Les projets de loi relatifs aux retraites ont été transmis aux organisations syndicales le soir du jeudi 9 décembre 2020, c’est-à-dire au moment même où le gouvernement prétendait qu’on avait encore la possibilité de négocier. La lecture des 141 pages du projet de loi et des 9 pages du projet de loi organique montre surtout que leur rédaction avait commencé bien avant les vacances de Noël. Pendant que certains pensaient qu’on pouvait encore discuter, concerter, négocier : il n’en était rien. Le secrétaire d’État a eu beau prétendre que le gouvernement était tenu par les délais réglementaires, il n’a convaincu personne. En outre, l’exposé des motifs commence par un ensemble d’affirmations parfaitement erronées.
Comment prétendre que « notre système de retraite reste injuste, complexe, peu lisible et plus que tout inadapté à la réalité de notre société » alors que chaque corporation, chaque catégorie, chaque profession connaît parfaitement son régime de retraite et qu’elle n’a nul besoin de connaître celui du voisin, si le sien lui convient ?
Comment prétendre que le gouvernement veut mettre en place « un système universel, juste, transparent, fiable » alors que la principale caractéristique du rapport Delevoye était le manque de justice, de transparence et pour tout dire tellement compliqué que plus personne n’y comprenait plus rien, pas même les ministres qui se contredisaient d’un entretien à l’autre ?

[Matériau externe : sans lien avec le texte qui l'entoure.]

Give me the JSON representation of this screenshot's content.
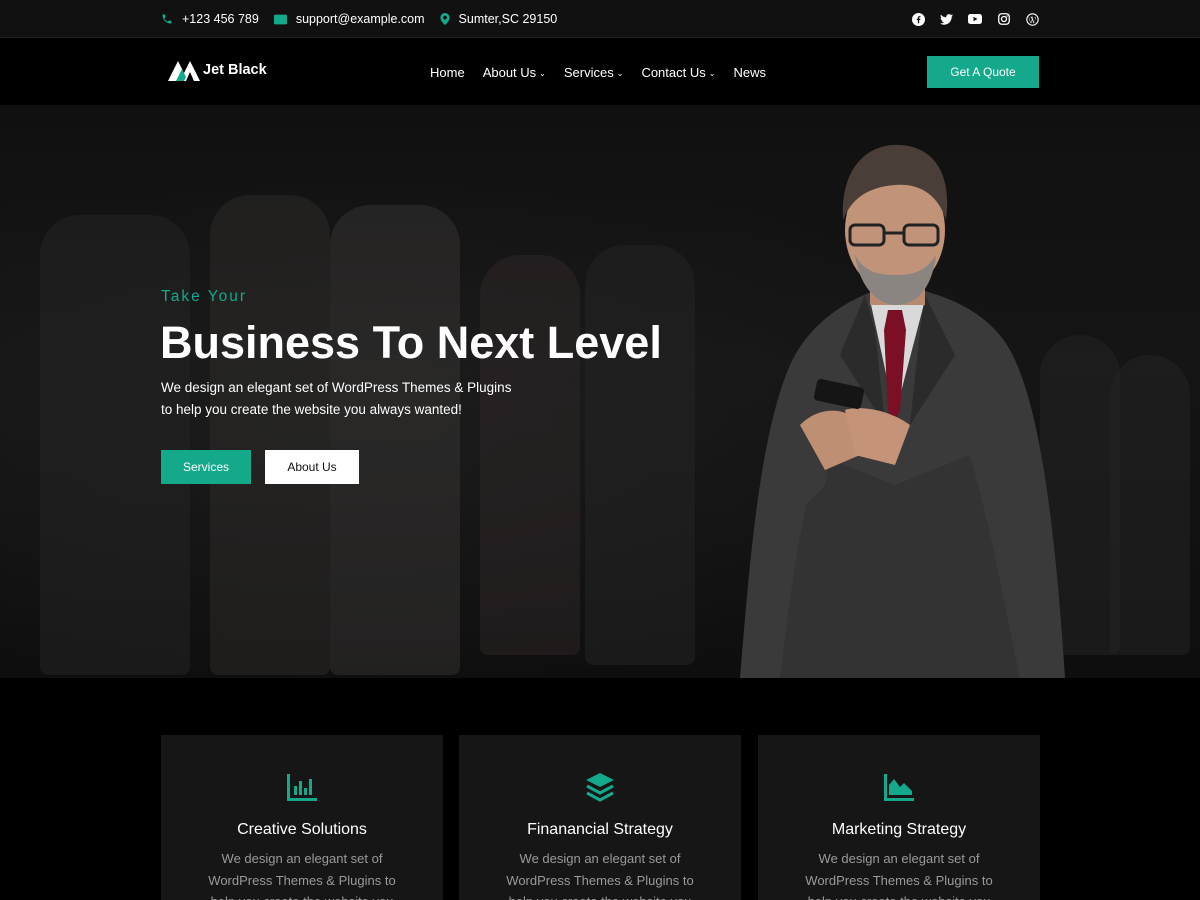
{
  "topbar": {
    "phone": "+123 456 789",
    "email": "support@example.com",
    "address": "Sumter,SC 29150",
    "social_icons": [
      "facebook-icon",
      "twitter-icon",
      "youtube-icon",
      "instagram-icon",
      "wordpress-icon"
    ]
  },
  "header": {
    "logo_text": "Jet Black",
    "nav": [
      {
        "label": "Home",
        "dropdown": false
      },
      {
        "label": "About Us",
        "dropdown": true
      },
      {
        "label": "Services",
        "dropdown": true
      },
      {
        "label": "Contact Us",
        "dropdown": true
      },
      {
        "label": "News",
        "dropdown": false
      }
    ],
    "cta_label": "Get A Quote"
  },
  "hero": {
    "eyebrow": "Take Your",
    "title": "Business To Next Level",
    "description_line1": "We design an elegant set of WordPress Themes & Plugins",
    "description_line2": "to help you create the website you always wanted!",
    "primary_button": "Services",
    "secondary_button": "About Us"
  },
  "services": {
    "cards": [
      {
        "icon": "bar-chart-icon",
        "title": "Creative Solutions",
        "text": "We design an elegant set of WordPress Themes & Plugins to help you create the website you"
      },
      {
        "icon": "layers-icon",
        "title": "Finanancial Strategy",
        "text": "We design an elegant set of WordPress Themes & Plugins to help you create the website you"
      },
      {
        "icon": "area-chart-icon",
        "title": "Marketing Strategy",
        "text": "We design an elegant set of WordPress Themes & Plugins to help you create the website you"
      }
    ]
  },
  "colors": {
    "accent": "#14a98b",
    "background": "#000000",
    "card": "#161616",
    "topbar": "#111111"
  }
}
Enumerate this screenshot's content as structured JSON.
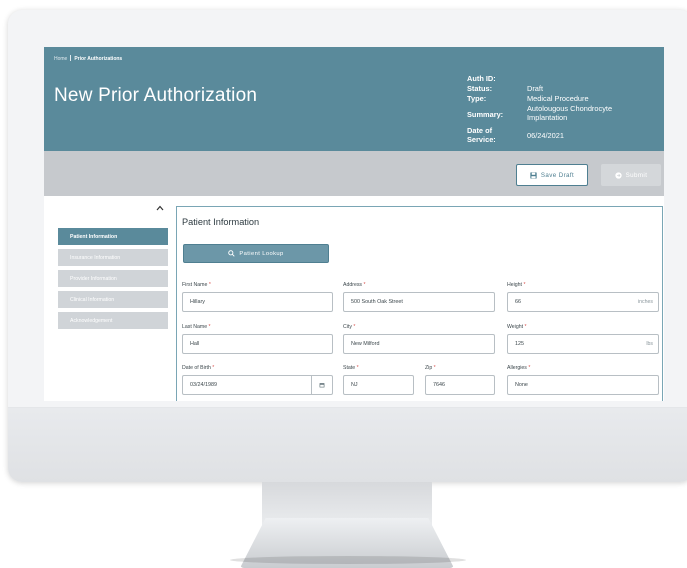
{
  "breadcrumb": {
    "home": "Home",
    "current": "Prior Authorizations"
  },
  "page_title": "New Prior Authorization",
  "auth_meta": [
    {
      "label": "Auth ID:",
      "value": ""
    },
    {
      "label": "Status:",
      "value": "Draft"
    },
    {
      "label": "Type:",
      "value": "Medical Procedure"
    },
    {
      "label": "Summary:",
      "value": "Autolougous Chondrocyte Implantation"
    },
    {
      "label": "Date of Service:",
      "value": "06/24/2021"
    }
  ],
  "toolbar": {
    "save_label": "Save Draft",
    "submit_label": "Submit"
  },
  "sidebar": {
    "items": [
      {
        "label": "Patient Information",
        "active": true
      },
      {
        "label": "Insurance Information",
        "active": false
      },
      {
        "label": "Provider Information",
        "active": false
      },
      {
        "label": "Clinical Information",
        "active": false
      },
      {
        "label": "Acknowledgement",
        "active": false
      }
    ]
  },
  "form": {
    "section_title": "Patient Information",
    "lookup_label": "Patient Lookup",
    "fields": {
      "first_name": {
        "label": "First Name",
        "value": "Hillary"
      },
      "address": {
        "label": "Address",
        "value": "500 South Oak Street"
      },
      "height": {
        "label": "Height",
        "value": "66",
        "unit": "inches"
      },
      "last_name": {
        "label": "Last Name",
        "value": "Hall"
      },
      "city": {
        "label": "City",
        "value": "New Milford"
      },
      "weight": {
        "label": "Weight",
        "value": "125",
        "unit": "lbs"
      },
      "dob": {
        "label": "Date of Birth",
        "value": "03/24/1989"
      },
      "state": {
        "label": "State",
        "value": "NJ"
      },
      "zip": {
        "label": "Zip",
        "value": "7646"
      },
      "allergies": {
        "label": "Allergies",
        "value": "None"
      }
    },
    "required_mark": "*"
  },
  "colors": {
    "header": "#5a8a9b",
    "accent": "#4f7f91",
    "toolbar": "#c6c9cd",
    "required": "#d9534f"
  }
}
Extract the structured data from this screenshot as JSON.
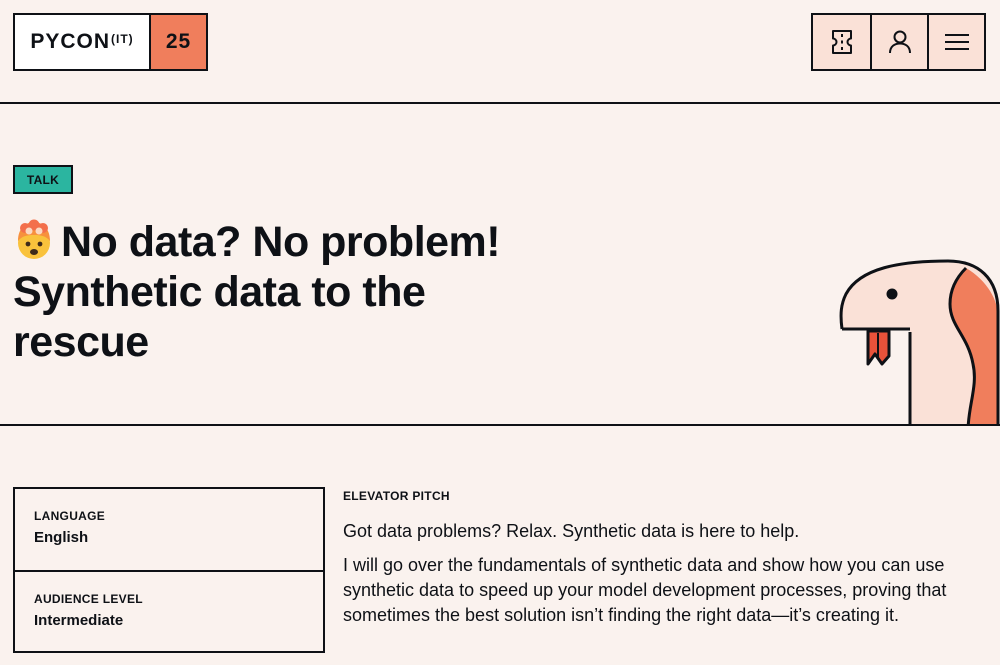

Comment oser mettre en avant les 42 régimes de retraite pour justifier le nouveau projet alors que la plupart ne concernent que des professions à faibles effectifs au point que le gouvernement a dû déjà accepter d’en conserver plusieurs sous la forme de «régimes particuliers» ?
Comment prétendre que ce projet permettra de rendre égale la retraite des femmes et des hommes, alors que dans la fonction publique, il n’y a justement pas de différence entre le calcul des pensions des femmes et celles des hommes ?
Comment oser écrire que la valeur d’acquisition de points ne pourra pas baisser sous prétexte qu’elle sera fixée par « les partenaires sociaux et le parlement » alors que nous avons connu en 2008 une terrible crise économique, que ce que décide une loi peut être modifié par une autre loi (cf. la loi de 2003 qui a augmenté la durée de cotisation nécessaire pour obtenir une pension à taux plein ) et que les partenaires sociaux ont justement modifié tout ce qui concerne l’AGIRC et l’ARCCO, sous peine de faillite du système ?
Certes, parmi les motifs du projet, on nous fait miroiter que les mères de famille auront dès le 1er enfant une majoration de points de 5%, puis une nouvelle majoration de 5% pour le 2e, de 7% pour le 3e, mais pourquoi ne plus attribuer que 5% pour le 4e ? Croit-on qu’on nous fera oublier que du projet de texte disparaît la majoration d’ancienneté de 4 trimestres pour chaque enfant ?
Enfin, dans la fonction publique et en particulier dans l’Éducation nationale, où l’on n’entre qu’aux environs de 23 ans, il sera toujours nécessaire de travailler bien au-delà de l’âge légal de 62 ans dont on nous vante le maintien si l’on veut recevoir une pension d’un niveau suffisant. L’âge de 67 ans ne figure-t-il pas déjà dans la loi (loi Touraine) avec l’obligation de travailler pendant 172 trimestres, soit 43 années ? Preuve s’il en était besoin que chaque profession a ses particularités et que toute affirmation « universelle » se heurte immédiatement à sa contradiction.
Bref, les quatre premières pages de l’exposé des motifs laissent mal augurer de la suite.